There is considerable interest, if not consternation, about the potential effects of emerging technologies such as robotics and artificial intelligence on employment. There is also considerable confusion about the interaction between automation, technology, and jobs. Here are 13 key points that are important to understand about that interaction:
1. Technology-driven automation is central to the process of increasing our living standards. That is because better “tools” allow us to produce more. It is only by producing more that workers can earn more and companies can lower prices, both of which increase living standards.
2. There are two kinds of technologically driven productivity. The first is when technology replaces workers (e.g., automatic elevators replacing elevator operators). The second is when technology makes workers more productive (e.g., carpenters using pneumatic nail guns instead of hammers). Both are good, and both boost productivity and per-capita GDP.
3. The employment impacts of automation in a particular industry depend on the nature of the industry. Automation lets organizations lower costs and therefore prices. In industries where lower prices don’t lead to significantly more demand for a good or service, automation allows fewer workers to produce the same output. But in industries where lower prices spur more demand, automation allows the same number of workers to produce more output.
4. Automation has differing effects on occupations. Some (such as travel agents) have seen employment declines because of new technology. Others have seen gains, either from increases in standards of living (e.g., because more people can afford to hire childcare workers), or because a new technology creates new occupations directly (e.g., computer scientists).
5. Automation has differing effects on regions. Regions that have a higher share of employment in industries that experience faster productivity gains (as is the case with manufacturing) will see slower job growth, on net, than regions with a higher share of industries that experience slower productivity growth (such as business services).
6. Automation itself does not lead to net job gain. Some jobs will be created making new tools, but the use of new tools will always eliminate more jobs. No organization invests in automation if the net-present value costs are greater than savings.
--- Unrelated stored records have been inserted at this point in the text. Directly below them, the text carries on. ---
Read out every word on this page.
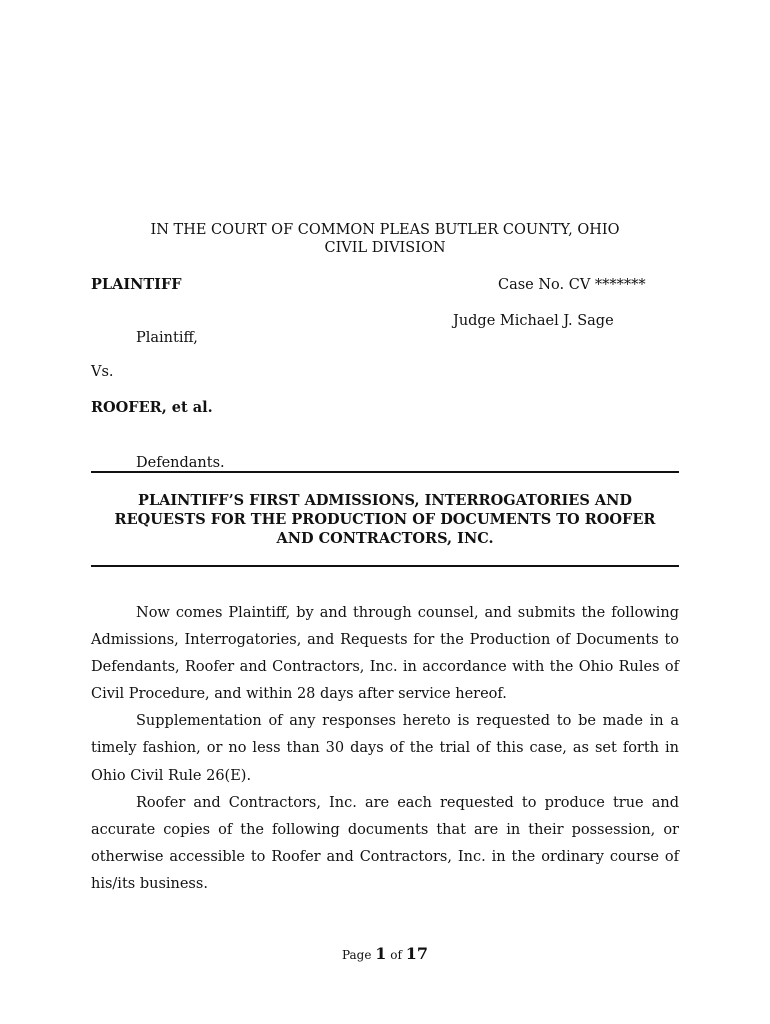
IN THE COURT OF COMMON PLEAS BUTLER COUNTY, OHIO
CIVIL DIVISION
PLAINTIFF	Case No. CV *******
Judge Michael J. Sage
Plaintiff,
Vs.
ROOFER, et al.
Defendants.
PLAINTIFF’S FIRST ADMISSIONS, INTERROGATORIES AND
REQUESTS FOR THE PRODUCTION OF DOCUMENTS TO ROOFER
AND CONTRACTORS, INC.

Now comes Plaintiff, by and through counsel, and submits the following Admissions, Interrogatories, and Requests for the Production of Documents to Defendants, Roofer and Contractors, Inc. in accordance with the Ohio Rules of Civil Procedure, and within 28 days after service hereof.

Supplementation of any responses hereto is requested to be made in a timely fashion, or no less than 30 days of the trial of this case, as set forth in Ohio Civil Rule 26(E).

Roofer and Contractors, Inc. are each requested to produce true and accurate copies of the following documents that are in their possession, or otherwise accessible to Roofer and Contractors, Inc. in the ordinary course of his/its business.

Page 1 of 17
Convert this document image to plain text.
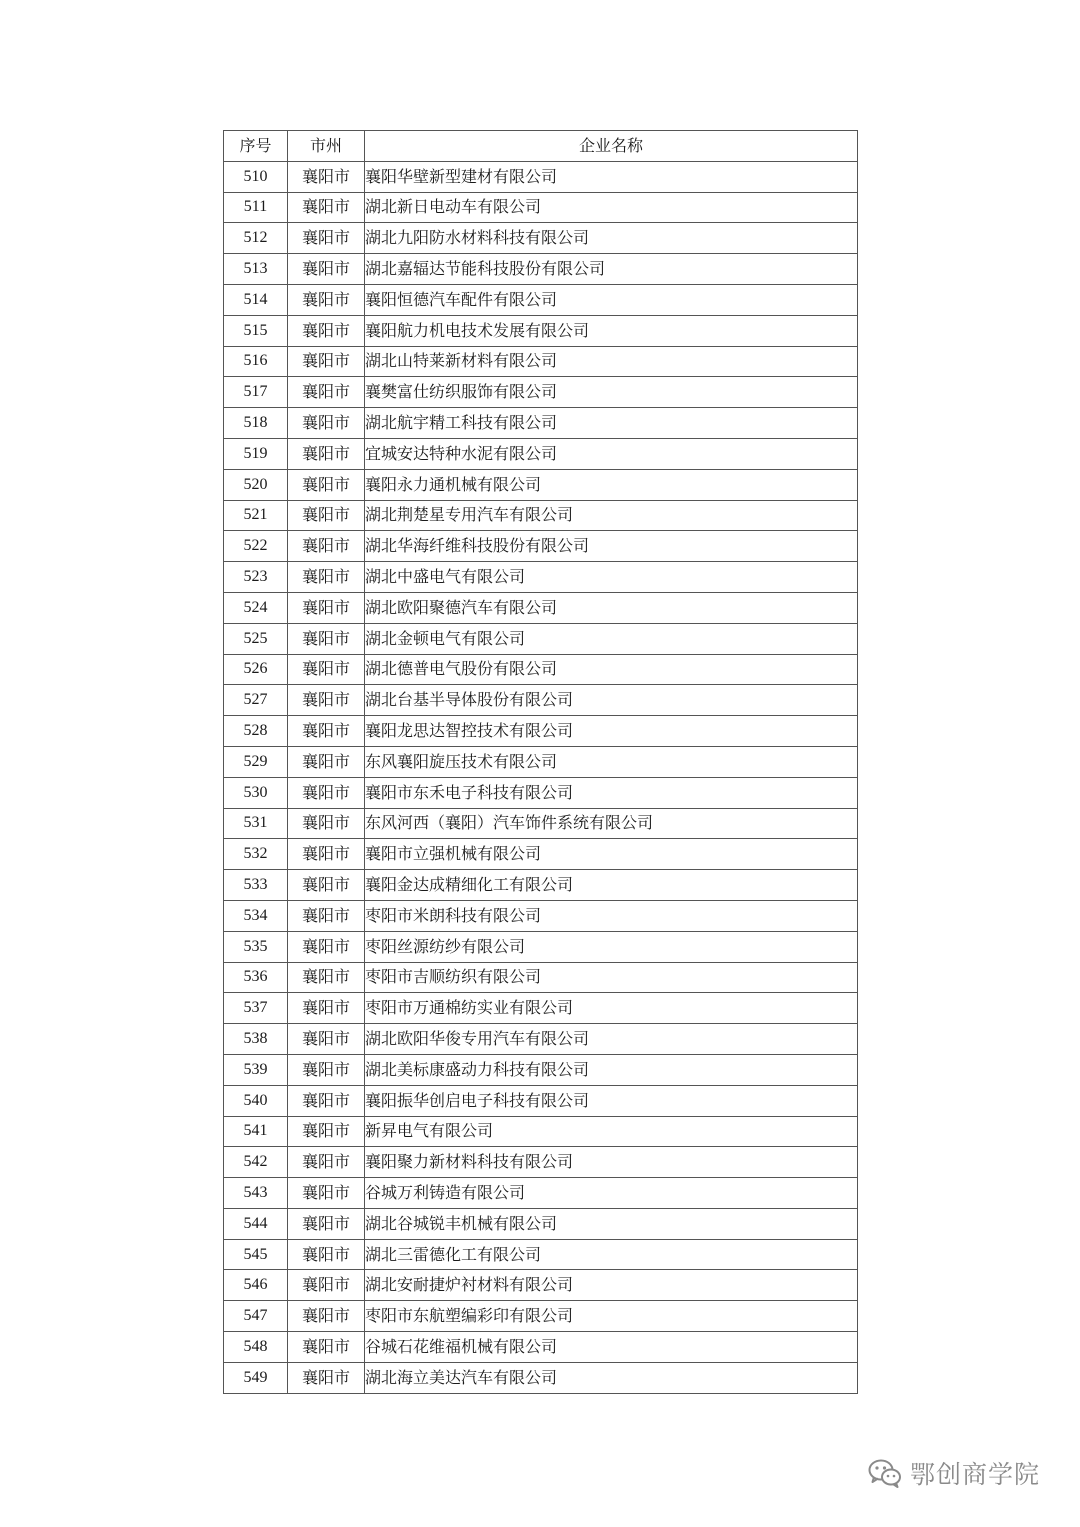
序号	市州	企业名称
510	襄阳市	襄阳华壁新型建材有限公司
511	襄阳市	湖北新日电动车有限公司
512	襄阳市	湖北九阳防水材料科技有限公司
513	襄阳市	湖北嘉辐达节能科技股份有限公司
514	襄阳市	襄阳恒德汽车配件有限公司
515	襄阳市	襄阳航力机电技术发展有限公司
516	襄阳市	湖北山特莱新材料有限公司
517	襄阳市	襄樊富仕纺织服饰有限公司
518	襄阳市	湖北航宇精工科技有限公司
519	襄阳市	宜城安达特种水泥有限公司
520	襄阳市	襄阳永力通机械有限公司
521	襄阳市	湖北荆楚星专用汽车有限公司
522	襄阳市	湖北华海纤维科技股份有限公司
523	襄阳市	湖北中盛电气有限公司
524	襄阳市	湖北欧阳聚德汽车有限公司
525	襄阳市	湖北金顿电气有限公司
526	襄阳市	湖北德普电气股份有限公司
527	襄阳市	湖北台基半导体股份有限公司
528	襄阳市	襄阳龙思达智控技术有限公司
529	襄阳市	东风襄阳旋压技术有限公司
530	襄阳市	襄阳市东禾电子科技有限公司
531	襄阳市	东风河西（襄阳）汽车饰件系统有限公司
532	襄阳市	襄阳市立强机械有限公司
533	襄阳市	襄阳金达成精细化工有限公司
534	襄阳市	枣阳市米朗科技有限公司
535	襄阳市	枣阳丝源纺纱有限公司
536	襄阳市	枣阳市吉顺纺织有限公司
537	襄阳市	枣阳市万通棉纺实业有限公司
538	襄阳市	湖北欧阳华俊专用汽车有限公司
539	襄阳市	湖北美标康盛动力科技有限公司
540	襄阳市	襄阳振华创启电子科技有限公司
541	襄阳市	新昇电气有限公司
542	襄阳市	襄阳聚力新材料科技有限公司
543	襄阳市	谷城万利铸造有限公司
544	襄阳市	湖北谷城锐丰机械有限公司
545	襄阳市	湖北三雷德化工有限公司
546	襄阳市	湖北安耐捷炉衬材料有限公司
547	襄阳市	枣阳市东航塑编彩印有限公司
548	襄阳市	谷城石花维福机械有限公司
549	襄阳市	湖北海立美达汽车有限公司
鄂创商学院
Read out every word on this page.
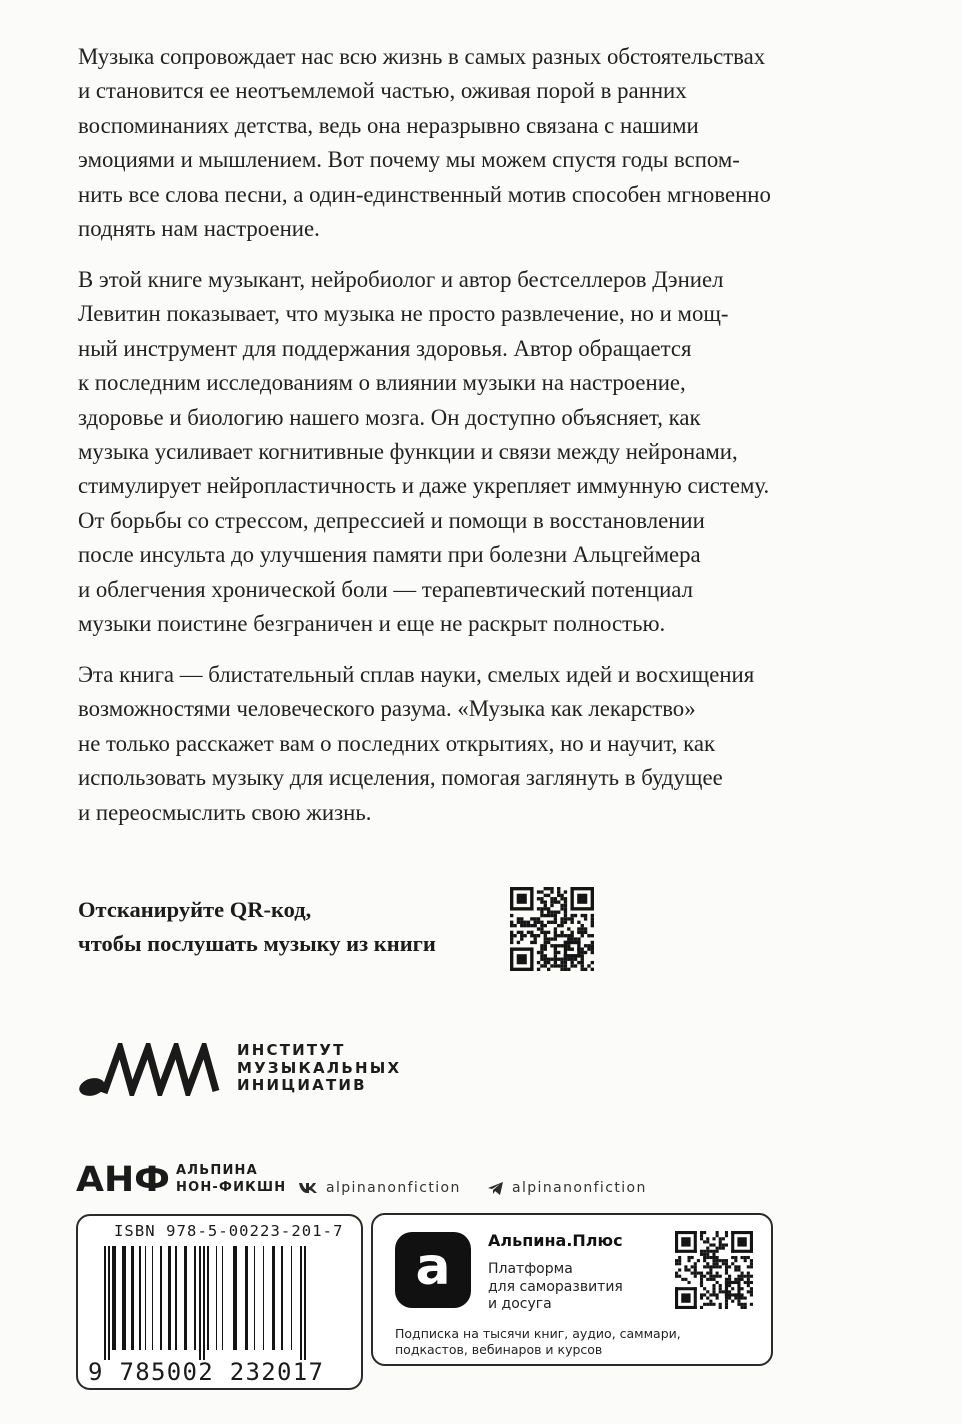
Музыка сопровождает нас всю жизнь в самых разных обстоятельствах
и становится ее неотъемлемой частью, оживая порой в ранних
воспоминаниях детства, ведь она неразрывно связана с нашими
эмоциями и мышлением. Вот почему мы можем спустя годы вспом-
нить все слова песни, а один-единственный мотив способен мгновенно
поднять нам настроение.
В этой книге музыкант, нейробиолог и автор бестселлеров Дэниел
Левитин показывает, что музыка не просто развлечение, но и мощ-
ный инструмент для поддержания здоровья. Автор обращается
к последним исследованиям о влиянии музыки на настроение,
здоровье и биологию нашего мозга. Он доступно объясняет, как
музыка усиливает когнитивные функции и связи между нейронами,
стимулирует нейропластичность и даже укрепляет иммунную систему.
От борьбы со стрессом, депрессией и помощи в восстановлении
после инсульта до улучшения памяти при болезни Альцгеймера
и облегчения хронической боли — терапевтический потенциал
музыки поистине безграничен и еще не раскрыт полностью.
Эта книга — блистательный сплав науки, смелых идей и восхищения
возможностями человеческого разума. «Музыка как лекарство»
не только расскажет вам о последних открытиях, но и научит, как
использовать музыку для исцеления, помогая заглянуть в будущее
и переосмыслить свою жизнь.
Отсканируйте QR-код,
чтобы послушать музыку из книги
ИНСТИТУТ
МУЗЫКАЛЬНЫХ
ИНИЦИАТИВ
АНФ АЛЬПИНА
НОН-ФИКШН	alpinanonfiction	alpinanonfiction
ISBN 978-5-00223-201-7
9 785002 232017
a Альпина.Плюс
Платформа
для саморазвития
и досуга
Подписка на тысячи книг, аудио, саммари,
подкастов, вебинаров и курсов
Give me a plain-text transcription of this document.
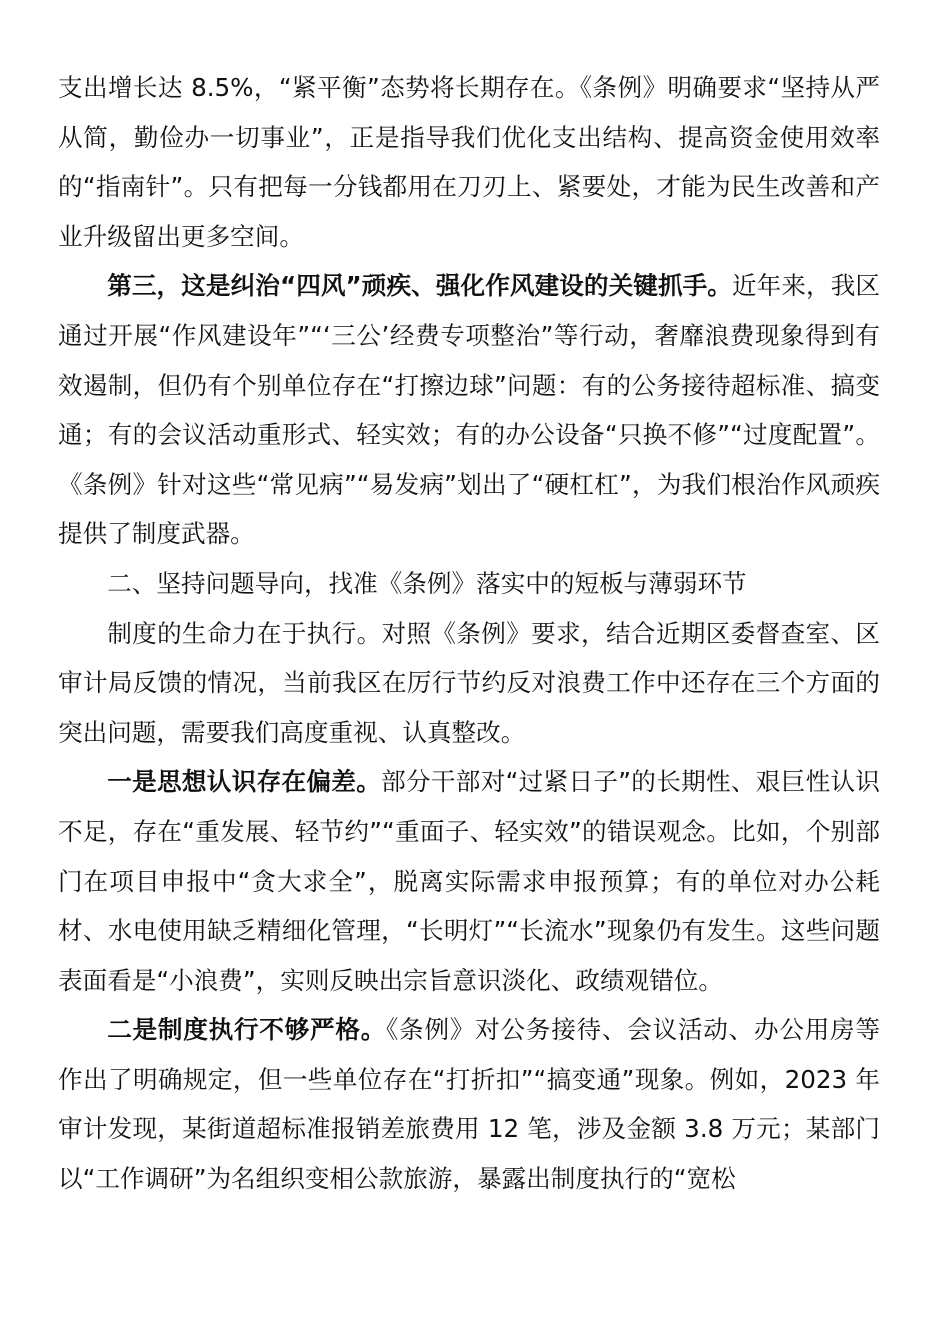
支出增长达 8.5%，“紧平衡”态势将长期存在。《条例》明确要求“坚持从严从简，勤俭办一切事业”，正是指导我们优化支出结构、提高资金使用效率的“指南针”。只有把每一分钱都用在刀刃上、紧要处，才能为民生改善和产业升级留出更多空间。

第三，这是纠治“四风”顽疾、强化作风建设的关键抓手。近年来，我区通过开展“作风建设年”“‘三公’经费专项整治”等行动，奢靡浪费现象得到有效遏制，但仍有个别单位存在“打擦边球”问题：有的公务接待超标准、搞变通；有的会议活动重形式、轻实效；有的办公设备“只换不修”“过度配置”。《条例》针对这些“常见病”“易发病”划出了“硬杠杠”，为我们根治作风顽疾提供了制度武器。

二、坚持问题导向，找准《条例》落实中的短板与薄弱环节

制度的生命力在于执行。对照《条例》要求，结合近期区委督查室、区审计局反馈的情况，当前我区在厉行节约反对浪费工作中还存在三个方面的突出问题，需要我们高度重视、认真整改。

一是思想认识存在偏差。部分干部对“过紧日子”的长期性、艰巨性认识不足，存在“重发展、轻节约”“重面子、轻实效”的错误观念。比如，个别部门在项目申报中“贪大求全”，脱离实际需求申报预算；有的单位对办公耗材、水电使用缺乏精细化管理，“长明灯”“长流水”现象仍有发生。这些问题表面看是“小浪费”，实则反映出宗旨意识淡化、政绩观错位。

二是制度执行不够严格。《条例》对公务接待、会议活动、办公用房等作出了明确规定，但一些单位存在“打折扣”“搞变通”现象。例如，2023 年审计发现，某街道超标准报销差旅费用 12 笔，涉及金额 3.8 万元；某部门以“工作调研”为名组织变相公款旅游，暴露出制度执行的“宽松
In other words, if it takes 100 hours of work to build a machine that saves 90 hours of work, no company will adopt it.
7. Automation does not lead to net job loss, either. Even if automation eliminates some of the jobs in a particular industry, it does not reduce jobs in the overall economy. The reason is that no organization automates unless it saves money, and those savings get passed on to consumers, who in turn use those savings to buy something else. That spending creates jobs in other parts of the economy.
8. Automation increases net welfare even if “good” jobs are automated. Some argue that automation should only be for the 3Ds: dumb, dirty, and dangerous jobs. Clearly, automating undesirable jobs is a double win, because there are fewer bad jobs and overall GDP increases. But automating “good” jobs also is a good thing, because it leads to increases in GDP; the original output still exists, but workers are redeployed to produce new and additional output, so society reaps the benefits of more plentiful goods and services.
9. Limiting automation to protect workers would hurt growth. In some industries where demand doesn’t grow enough from the lower prices automation brings, there will be employment effects. In some cases, workers may be laid off. In other cases, companies may not hire new workers to replace those who leave voluntarily. But either way, there can be fewer jobs in particular industries. It is easy to succumb to the view that we should avoid this outcome at all costs, because it can involve painful dislocation for some workers. But those costs come at considerable benefit to everyone else who enjoys higher living standards than they otherwise would. So, the focus instead should be on easing displaced workers’ transitions into new jobs.
10. The rate of automation will never exceed the rate of compensating job creation. Many fear that the pace of change is increasing too fast, even though there is no evidence that the current or expected rate of technological change and productivity will be higher than historical rates. But even if the rate of automation does increase, there is no reason to expect that concurrent job creation (from lower prices and higher wages) will not keep up, especially if macroeconomic policy is calibrated appropriately.
11. Productivity benefits average workers today just as it always has in the past. It is simply not true that wages have stagnated over the last few decades as productivity has grown. As ITIF, the Congressional Budget Office, and the San Francisco Federal Reserve Bank all have shown, productivity has translated into wage gains, albeit not as much as they should have (because income inequality has increased). But it is simply not true that productivity gains in the last two decades have not produced gains for workers in all income deciles.
12. We do not need universal basic income. In response to hypothetical fears that automation will lead to mass joblessness, some have called for universal basic income (UBI), where the state provides income to all adults, working or not. This is a bad idea. Automation does not raise unemployment rates, but UBI will, because it will both encourage people not to work and divert spending from activities that would create more jobs for people without jobs.
13. Regardless of the rate of technological automation, the United States needs to do more to help workers make transitions between jobs and occupations. The failure to give workers skills and assistance to move into new jobs or occupations not only contributes to higher structural unemployment, but also breeds resistance to innovation and automation.